Entangled particles acquire a merged identity

This is information we in the Energy Medicine/Informational Medicine community know to be so, it plays a big part in the way our products and services work. However it is good to see that science is starting to catch up with their understanding!

Taken from a Telegraph.co.uk/science article published on 29 May 2014.

 

Prof Hanson, from Delft University of Technology in the Netherlands:

Prof Hanson’s team showed for the first time that it was possible to teleport information encoded into sub-atomic particles between two points three metres apart with 100% reliability.

The demonstration was an important first step towards developing an internet-like network between ultra-fast quantum computers whose processing power dwarfs that of today’s supercomputers.

Teleportation exploits the weird way ”entangled” particles acquire a merged identity, with the state of one instantly influencing the other no matter how far apart they are.

Giving one particle an ”up” spin, for instance, might always mean its entangled partner has a ”down” spin – theoretically even if both particles are on different sides of the universe.

Albert Einstein dismissed entanglement, calling it ”spooky action at a distance”, but scientists have repeatedly demonstrated that it is a real phenomenon.

In Prof Hanson’s experiment, three entangled particles – a nitrogen atom locked in a diamond crystal and two electrons – were used to transfer spin information a distance of three metres.

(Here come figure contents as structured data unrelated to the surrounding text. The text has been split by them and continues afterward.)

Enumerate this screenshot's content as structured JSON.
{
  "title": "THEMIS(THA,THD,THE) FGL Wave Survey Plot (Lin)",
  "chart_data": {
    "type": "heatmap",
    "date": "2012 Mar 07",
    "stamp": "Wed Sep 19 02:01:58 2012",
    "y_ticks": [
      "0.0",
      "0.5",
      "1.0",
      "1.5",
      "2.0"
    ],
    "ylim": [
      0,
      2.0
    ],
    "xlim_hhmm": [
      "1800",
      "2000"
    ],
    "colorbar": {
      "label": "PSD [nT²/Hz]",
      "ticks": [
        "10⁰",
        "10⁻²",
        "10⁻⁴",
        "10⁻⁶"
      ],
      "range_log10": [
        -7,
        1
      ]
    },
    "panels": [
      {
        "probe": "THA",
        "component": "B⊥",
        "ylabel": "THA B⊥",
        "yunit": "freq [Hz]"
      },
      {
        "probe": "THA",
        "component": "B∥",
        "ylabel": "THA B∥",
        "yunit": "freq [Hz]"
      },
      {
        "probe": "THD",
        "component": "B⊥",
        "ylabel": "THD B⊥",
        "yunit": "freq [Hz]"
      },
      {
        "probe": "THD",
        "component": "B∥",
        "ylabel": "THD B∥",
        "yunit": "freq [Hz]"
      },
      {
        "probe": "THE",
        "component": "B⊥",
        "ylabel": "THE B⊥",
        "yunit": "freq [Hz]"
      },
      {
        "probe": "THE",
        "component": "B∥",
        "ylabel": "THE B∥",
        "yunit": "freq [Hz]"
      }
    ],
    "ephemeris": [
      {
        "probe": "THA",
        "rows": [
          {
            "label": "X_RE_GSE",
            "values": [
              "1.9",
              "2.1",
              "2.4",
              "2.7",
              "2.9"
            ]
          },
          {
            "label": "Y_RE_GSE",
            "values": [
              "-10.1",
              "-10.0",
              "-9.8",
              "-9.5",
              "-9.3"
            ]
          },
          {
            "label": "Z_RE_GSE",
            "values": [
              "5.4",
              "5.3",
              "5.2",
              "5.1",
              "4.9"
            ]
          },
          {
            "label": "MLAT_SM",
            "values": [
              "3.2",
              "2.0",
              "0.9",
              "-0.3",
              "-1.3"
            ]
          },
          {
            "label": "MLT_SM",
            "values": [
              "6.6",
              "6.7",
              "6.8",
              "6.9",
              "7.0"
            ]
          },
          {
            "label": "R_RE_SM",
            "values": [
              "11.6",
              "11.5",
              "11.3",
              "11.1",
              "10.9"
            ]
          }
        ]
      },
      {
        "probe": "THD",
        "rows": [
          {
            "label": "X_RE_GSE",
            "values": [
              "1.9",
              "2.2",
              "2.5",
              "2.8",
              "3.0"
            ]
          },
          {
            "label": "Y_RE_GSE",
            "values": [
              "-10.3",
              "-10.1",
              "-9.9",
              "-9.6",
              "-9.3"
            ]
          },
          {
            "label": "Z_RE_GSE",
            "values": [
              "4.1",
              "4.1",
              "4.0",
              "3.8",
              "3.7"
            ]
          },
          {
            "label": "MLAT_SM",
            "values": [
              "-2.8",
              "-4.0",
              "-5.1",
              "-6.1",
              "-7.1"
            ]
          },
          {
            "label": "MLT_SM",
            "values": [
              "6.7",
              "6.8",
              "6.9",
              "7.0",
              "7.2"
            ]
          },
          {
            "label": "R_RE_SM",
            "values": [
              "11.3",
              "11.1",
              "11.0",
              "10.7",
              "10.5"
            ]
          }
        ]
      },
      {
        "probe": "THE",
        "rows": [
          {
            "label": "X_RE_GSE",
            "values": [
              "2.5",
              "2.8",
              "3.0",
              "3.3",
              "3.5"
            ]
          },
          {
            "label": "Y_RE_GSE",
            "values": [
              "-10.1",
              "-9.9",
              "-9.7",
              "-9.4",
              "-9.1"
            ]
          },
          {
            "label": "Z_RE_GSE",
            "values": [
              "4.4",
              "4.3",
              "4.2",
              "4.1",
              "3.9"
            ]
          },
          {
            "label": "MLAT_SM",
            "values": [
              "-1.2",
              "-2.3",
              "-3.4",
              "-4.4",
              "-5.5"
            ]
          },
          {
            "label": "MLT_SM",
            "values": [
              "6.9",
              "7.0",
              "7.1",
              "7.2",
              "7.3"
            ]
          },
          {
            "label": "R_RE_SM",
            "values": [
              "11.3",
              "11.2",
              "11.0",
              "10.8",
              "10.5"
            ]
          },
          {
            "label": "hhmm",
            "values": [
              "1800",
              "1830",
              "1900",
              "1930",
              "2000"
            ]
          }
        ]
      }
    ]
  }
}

Four possible states were transmitted, each corresponding to a ”qubit”, the quantum equivalent of a digital ”bit”.

Each ”bit” of information in a classical computer represents one of two values, normally zero or one.

But a ”qubit” can represent a zero, a one, or a ”superposition” of both states at the same time.

The research is published in the latest online edition of the journal Science.

Prof Hanson said: ”The main application of quantum teleportation is a quantum version of the internet, extending a global network that we can use to send quantum information.

”We have shown that it’s possible to do this, and it works every time that you try.

”It provides the first building block of the future quantum internet.

”One application nearest to a real life application is secure communication.

”What you’re doing is using entanglement as your communication channel.

”The information is teleported to the other side, and there’s no way anyone can intercept that information.

”In principle it’s 100 per cent secure.”

A more ambitious experiment, involving the teleportation of information between buildings on the university campus 1,300 metres apart, is planned in July.

It is hoped this will answer Einstein’s main objection to teleportation, the possibility that a signal passes between entangled particles at the speed of light.

”I believe it will work,” said Prof Hanson.